Featured Image Credit: iWitness News
If you’ve ever been whale watching, you know how incredibly exciting it is to be out on the water, to see a majestic creature swim past you and perhaps be able to interact with it for a short time.
For the guests aboard a Thomson Cruise out of St. Vincent, the excitement ended in disaster and, well, downright horror, at the hands of a passing boat of whalers.
One of the crew aboard the tour boat, Ken Isaacs, shared that at first, they believed the cetacean that they’d spotted had been a pilot whale— a common sighting for the area— but on “closer examination of the animal’s back and dorsal fin, he realized that it was an orca.”

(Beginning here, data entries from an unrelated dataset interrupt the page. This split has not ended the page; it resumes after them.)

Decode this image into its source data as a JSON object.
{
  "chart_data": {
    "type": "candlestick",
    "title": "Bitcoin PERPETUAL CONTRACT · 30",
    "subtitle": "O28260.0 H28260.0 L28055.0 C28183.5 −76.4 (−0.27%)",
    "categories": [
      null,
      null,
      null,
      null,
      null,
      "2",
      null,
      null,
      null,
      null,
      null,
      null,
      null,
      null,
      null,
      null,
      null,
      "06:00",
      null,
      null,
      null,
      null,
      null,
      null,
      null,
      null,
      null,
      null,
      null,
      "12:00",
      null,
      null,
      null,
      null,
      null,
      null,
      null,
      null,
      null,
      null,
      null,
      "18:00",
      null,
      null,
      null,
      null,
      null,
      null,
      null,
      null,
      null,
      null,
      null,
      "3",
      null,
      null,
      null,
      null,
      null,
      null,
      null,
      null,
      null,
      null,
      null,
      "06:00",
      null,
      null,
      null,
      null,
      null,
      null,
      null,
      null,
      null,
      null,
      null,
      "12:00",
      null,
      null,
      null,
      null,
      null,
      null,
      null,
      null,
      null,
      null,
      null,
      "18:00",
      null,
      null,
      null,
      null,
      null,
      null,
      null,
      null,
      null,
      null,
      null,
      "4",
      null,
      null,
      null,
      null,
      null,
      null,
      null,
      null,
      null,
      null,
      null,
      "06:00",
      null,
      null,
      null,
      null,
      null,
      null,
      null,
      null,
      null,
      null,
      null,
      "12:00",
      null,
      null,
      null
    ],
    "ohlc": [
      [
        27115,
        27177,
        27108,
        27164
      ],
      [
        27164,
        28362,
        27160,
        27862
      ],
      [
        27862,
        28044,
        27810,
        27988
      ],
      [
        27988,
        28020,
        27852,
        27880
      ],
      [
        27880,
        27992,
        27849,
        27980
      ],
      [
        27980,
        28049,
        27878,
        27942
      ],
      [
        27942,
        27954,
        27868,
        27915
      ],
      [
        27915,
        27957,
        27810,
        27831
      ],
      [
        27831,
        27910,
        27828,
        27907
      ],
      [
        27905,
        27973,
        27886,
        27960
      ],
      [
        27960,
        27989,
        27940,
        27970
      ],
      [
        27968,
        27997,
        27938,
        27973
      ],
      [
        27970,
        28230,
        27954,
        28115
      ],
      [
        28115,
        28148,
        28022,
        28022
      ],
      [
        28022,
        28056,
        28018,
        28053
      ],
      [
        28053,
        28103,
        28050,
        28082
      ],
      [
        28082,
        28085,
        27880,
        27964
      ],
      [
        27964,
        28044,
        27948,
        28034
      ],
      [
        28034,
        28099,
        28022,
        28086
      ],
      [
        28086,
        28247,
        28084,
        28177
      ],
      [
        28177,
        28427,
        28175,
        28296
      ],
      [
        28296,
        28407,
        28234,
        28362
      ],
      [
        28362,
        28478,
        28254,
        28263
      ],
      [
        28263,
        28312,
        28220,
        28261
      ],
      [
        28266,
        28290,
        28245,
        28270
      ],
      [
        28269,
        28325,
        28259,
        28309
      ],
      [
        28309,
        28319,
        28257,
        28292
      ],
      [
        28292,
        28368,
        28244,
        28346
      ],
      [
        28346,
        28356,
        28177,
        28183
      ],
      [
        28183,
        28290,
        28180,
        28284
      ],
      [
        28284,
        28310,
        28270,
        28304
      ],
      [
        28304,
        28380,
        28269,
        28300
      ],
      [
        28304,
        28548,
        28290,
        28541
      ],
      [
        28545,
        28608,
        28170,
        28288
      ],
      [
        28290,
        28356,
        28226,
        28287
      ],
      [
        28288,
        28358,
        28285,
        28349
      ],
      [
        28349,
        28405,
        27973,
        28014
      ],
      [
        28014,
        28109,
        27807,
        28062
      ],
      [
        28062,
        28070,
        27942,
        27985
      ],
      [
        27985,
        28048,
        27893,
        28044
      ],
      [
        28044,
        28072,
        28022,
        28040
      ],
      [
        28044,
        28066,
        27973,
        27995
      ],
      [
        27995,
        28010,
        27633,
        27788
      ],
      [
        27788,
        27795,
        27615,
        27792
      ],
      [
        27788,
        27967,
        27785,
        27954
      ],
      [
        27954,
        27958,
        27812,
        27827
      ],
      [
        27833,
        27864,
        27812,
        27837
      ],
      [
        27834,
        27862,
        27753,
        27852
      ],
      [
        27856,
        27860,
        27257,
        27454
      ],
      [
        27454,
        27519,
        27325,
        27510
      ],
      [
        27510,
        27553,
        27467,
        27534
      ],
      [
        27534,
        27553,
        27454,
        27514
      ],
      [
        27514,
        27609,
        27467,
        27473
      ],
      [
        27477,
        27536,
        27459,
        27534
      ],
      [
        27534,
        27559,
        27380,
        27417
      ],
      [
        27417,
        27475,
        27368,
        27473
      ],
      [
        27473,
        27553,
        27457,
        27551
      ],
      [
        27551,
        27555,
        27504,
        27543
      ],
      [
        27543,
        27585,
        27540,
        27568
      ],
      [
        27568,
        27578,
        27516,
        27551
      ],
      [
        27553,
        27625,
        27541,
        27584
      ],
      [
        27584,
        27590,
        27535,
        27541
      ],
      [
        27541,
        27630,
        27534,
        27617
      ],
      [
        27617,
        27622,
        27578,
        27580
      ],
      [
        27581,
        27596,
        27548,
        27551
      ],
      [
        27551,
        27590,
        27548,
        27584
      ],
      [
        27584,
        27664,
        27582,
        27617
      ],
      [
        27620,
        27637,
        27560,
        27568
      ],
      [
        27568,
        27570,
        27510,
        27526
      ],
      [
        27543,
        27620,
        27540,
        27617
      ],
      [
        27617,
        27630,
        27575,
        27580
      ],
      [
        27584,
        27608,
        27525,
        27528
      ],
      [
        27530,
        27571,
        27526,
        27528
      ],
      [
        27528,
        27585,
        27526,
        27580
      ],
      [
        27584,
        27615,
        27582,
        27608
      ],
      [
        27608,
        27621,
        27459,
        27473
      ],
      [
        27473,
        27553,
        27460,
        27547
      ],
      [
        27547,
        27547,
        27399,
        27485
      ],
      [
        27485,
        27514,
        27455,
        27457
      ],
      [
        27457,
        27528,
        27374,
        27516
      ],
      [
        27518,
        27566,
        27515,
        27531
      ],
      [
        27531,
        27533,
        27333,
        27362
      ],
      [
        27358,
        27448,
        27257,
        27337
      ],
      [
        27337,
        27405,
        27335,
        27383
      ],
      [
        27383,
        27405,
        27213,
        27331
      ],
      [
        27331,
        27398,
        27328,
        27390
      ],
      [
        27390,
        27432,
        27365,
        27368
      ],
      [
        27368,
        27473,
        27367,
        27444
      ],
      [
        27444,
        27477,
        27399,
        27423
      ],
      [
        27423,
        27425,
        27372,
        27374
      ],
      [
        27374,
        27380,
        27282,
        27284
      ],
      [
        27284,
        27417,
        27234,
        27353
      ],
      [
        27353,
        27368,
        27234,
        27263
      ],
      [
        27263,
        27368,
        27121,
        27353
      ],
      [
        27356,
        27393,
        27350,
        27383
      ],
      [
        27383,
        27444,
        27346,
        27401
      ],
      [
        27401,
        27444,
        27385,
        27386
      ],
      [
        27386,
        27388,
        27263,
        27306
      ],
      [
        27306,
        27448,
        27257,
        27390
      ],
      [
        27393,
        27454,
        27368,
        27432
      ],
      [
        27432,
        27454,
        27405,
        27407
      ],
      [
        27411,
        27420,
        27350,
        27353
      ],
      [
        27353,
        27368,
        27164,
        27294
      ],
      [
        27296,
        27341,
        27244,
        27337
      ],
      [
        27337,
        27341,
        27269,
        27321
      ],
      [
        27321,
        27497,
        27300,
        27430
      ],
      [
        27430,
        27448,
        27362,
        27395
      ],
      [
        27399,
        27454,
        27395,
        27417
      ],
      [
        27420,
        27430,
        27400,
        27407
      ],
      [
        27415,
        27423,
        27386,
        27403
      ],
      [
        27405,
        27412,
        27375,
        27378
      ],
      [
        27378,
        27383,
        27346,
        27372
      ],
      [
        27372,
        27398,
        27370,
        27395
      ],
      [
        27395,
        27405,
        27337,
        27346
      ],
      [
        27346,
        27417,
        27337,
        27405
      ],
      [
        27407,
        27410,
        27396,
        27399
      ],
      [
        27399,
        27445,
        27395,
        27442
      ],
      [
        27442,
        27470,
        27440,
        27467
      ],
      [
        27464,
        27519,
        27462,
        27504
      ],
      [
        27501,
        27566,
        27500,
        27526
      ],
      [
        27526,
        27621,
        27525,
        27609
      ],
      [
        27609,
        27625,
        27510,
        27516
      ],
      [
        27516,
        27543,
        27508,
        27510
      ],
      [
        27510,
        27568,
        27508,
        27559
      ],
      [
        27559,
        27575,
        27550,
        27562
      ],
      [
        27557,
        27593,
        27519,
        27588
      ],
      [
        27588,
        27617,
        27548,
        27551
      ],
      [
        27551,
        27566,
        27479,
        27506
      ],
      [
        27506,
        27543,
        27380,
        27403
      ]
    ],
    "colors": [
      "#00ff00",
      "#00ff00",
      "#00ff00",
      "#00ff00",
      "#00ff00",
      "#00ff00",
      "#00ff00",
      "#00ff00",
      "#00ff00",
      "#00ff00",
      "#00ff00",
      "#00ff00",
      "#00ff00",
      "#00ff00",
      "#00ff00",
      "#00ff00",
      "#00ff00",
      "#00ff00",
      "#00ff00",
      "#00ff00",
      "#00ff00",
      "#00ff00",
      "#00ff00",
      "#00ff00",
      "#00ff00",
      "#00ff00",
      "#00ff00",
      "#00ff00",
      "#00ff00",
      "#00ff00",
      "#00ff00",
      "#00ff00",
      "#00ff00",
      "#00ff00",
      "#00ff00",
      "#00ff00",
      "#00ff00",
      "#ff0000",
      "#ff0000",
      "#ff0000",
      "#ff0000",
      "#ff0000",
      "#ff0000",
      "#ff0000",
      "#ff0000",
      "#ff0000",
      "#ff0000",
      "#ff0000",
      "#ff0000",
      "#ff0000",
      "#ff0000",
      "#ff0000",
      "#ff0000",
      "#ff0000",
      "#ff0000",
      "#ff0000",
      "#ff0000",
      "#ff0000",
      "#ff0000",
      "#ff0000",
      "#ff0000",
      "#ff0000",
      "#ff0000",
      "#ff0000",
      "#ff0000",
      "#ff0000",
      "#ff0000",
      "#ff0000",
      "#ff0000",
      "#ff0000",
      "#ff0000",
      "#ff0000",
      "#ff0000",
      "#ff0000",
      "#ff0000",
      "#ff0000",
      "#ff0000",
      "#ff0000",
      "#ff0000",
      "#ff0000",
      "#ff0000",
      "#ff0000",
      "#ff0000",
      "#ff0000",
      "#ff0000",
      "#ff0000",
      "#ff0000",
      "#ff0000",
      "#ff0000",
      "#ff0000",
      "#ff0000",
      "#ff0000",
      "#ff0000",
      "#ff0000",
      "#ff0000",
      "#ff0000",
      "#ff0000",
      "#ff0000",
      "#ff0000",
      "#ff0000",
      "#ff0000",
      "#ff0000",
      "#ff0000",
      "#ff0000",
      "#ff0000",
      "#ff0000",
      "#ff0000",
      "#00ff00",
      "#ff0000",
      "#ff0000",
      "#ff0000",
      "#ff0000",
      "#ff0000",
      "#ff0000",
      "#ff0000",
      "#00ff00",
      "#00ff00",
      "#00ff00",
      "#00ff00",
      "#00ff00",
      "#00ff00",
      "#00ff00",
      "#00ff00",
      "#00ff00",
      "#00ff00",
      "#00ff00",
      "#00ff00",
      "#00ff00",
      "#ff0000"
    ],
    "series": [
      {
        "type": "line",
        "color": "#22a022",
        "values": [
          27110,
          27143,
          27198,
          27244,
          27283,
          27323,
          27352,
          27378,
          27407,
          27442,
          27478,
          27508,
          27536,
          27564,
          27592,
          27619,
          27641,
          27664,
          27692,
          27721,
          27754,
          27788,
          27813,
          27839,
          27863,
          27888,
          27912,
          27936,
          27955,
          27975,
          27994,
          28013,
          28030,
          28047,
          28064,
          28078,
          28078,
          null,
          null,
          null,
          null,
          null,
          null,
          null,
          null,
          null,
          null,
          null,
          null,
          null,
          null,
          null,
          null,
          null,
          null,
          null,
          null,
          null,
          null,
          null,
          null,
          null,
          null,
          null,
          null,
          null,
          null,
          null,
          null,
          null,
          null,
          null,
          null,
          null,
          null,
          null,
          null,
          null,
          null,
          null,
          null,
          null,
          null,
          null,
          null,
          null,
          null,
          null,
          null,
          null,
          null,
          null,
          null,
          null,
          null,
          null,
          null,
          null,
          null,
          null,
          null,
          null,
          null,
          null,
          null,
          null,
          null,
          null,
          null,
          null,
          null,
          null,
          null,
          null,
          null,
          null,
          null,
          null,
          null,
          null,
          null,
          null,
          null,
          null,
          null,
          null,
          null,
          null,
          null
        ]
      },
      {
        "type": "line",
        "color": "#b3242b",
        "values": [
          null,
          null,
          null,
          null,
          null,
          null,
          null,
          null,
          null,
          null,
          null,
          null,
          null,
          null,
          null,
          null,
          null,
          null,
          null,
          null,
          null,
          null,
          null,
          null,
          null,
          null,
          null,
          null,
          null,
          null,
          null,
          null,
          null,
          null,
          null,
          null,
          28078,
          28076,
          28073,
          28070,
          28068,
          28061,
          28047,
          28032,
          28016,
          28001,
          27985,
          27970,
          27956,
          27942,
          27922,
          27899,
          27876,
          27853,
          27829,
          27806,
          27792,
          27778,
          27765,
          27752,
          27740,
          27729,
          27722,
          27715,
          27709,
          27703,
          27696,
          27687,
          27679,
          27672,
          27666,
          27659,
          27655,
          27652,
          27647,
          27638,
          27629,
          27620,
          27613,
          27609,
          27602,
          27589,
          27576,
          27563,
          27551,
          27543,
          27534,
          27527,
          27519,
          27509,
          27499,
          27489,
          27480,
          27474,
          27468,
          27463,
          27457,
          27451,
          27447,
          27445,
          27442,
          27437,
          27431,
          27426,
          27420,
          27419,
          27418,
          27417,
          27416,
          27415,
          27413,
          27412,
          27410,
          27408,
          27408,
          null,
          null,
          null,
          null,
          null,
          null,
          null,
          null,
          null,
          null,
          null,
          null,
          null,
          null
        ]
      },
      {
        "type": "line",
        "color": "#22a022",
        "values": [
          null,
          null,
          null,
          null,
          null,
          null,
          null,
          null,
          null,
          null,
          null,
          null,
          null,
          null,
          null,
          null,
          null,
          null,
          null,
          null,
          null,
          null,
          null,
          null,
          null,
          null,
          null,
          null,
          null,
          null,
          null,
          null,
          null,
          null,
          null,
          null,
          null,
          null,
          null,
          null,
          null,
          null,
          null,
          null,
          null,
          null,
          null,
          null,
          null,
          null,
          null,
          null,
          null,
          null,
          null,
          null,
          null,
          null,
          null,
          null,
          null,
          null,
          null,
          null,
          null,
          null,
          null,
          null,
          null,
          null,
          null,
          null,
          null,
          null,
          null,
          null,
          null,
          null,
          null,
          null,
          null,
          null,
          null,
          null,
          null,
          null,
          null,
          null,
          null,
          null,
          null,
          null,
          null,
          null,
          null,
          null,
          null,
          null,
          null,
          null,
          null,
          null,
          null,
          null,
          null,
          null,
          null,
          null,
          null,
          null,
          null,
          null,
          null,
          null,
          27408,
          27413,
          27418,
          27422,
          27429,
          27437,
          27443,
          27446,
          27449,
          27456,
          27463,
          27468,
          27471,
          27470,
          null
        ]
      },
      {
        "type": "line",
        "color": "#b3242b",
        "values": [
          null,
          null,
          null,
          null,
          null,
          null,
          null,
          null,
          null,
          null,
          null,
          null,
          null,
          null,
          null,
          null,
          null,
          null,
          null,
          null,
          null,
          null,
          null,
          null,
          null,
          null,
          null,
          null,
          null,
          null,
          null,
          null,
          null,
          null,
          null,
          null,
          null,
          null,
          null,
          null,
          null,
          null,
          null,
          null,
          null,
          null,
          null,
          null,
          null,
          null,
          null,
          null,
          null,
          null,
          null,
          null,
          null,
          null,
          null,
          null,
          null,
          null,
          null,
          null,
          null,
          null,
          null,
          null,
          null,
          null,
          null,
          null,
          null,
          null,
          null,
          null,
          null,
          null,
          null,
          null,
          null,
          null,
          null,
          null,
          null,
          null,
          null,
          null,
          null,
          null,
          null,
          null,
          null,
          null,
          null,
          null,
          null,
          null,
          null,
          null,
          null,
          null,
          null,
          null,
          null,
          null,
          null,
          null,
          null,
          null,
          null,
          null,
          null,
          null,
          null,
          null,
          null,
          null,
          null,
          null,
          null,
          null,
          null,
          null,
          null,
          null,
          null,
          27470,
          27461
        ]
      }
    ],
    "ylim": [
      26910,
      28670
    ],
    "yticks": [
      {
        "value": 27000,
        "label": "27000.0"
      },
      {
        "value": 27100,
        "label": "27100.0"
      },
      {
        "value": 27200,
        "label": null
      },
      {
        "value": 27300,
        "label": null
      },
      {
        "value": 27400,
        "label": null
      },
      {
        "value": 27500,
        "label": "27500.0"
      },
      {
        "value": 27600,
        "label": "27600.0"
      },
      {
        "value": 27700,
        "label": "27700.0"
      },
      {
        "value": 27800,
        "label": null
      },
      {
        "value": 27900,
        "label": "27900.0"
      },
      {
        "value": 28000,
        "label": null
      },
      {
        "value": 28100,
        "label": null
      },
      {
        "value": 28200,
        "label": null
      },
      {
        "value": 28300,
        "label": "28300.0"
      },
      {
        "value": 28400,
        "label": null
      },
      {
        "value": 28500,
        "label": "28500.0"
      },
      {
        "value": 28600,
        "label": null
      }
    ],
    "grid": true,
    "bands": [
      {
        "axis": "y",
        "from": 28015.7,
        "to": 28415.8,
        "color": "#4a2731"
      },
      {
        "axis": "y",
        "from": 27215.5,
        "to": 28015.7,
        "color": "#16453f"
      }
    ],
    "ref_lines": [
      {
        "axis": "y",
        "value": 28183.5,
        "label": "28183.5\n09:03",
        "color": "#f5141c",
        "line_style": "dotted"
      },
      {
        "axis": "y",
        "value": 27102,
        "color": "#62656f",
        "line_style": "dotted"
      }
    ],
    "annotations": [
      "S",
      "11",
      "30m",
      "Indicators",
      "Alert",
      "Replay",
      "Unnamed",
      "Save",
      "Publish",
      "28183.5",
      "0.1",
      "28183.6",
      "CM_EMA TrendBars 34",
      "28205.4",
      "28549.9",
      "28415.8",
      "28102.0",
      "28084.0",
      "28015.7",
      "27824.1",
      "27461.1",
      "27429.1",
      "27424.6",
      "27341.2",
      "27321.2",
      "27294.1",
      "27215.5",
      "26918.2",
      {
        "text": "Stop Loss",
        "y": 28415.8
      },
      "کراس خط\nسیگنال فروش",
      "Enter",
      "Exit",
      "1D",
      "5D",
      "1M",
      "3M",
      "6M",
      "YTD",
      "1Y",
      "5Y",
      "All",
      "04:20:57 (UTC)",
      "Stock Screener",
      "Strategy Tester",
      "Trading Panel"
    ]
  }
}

In all, the group was a pod of four that the tour was observing, until a small speedboat of about three fishermen chased the pod, and eventually shot a harpoon into an orca in front of the guests. Isaacs recalled that the boat had been told to turn around in the direction of another whale nearby, and that as the boat turned to face away, “there was a loud explosion as the spear was fired into the killer whale.”
The guests were mortified, even disturbed (and rightly so) by the events of watching this beautiful creature murdered before their eyes on what was supposed to be a fun, adventurous day out, to the point that Isaacs recalled “many of them were still crying as they arrived in Kingstown.”
Horrifically, this is actually an event that is legal and practiced in some places such as St. Vincent. Amazingly, activists continue to target SeaWorld and other AZA accredited zoos and aquariums, everyday, while they actually keep these types of animals safe, happy and away from harm.
Only one of these that groups actually needs to be united against and ended for the sake of our oceans and the species that live there, because while whaling is allowed to continue, the safety and well-being of our oceans can’t be ensured.
Until further notice, Thomson Cruise has cancelled bookings for their whale watching tours in St. Vincent.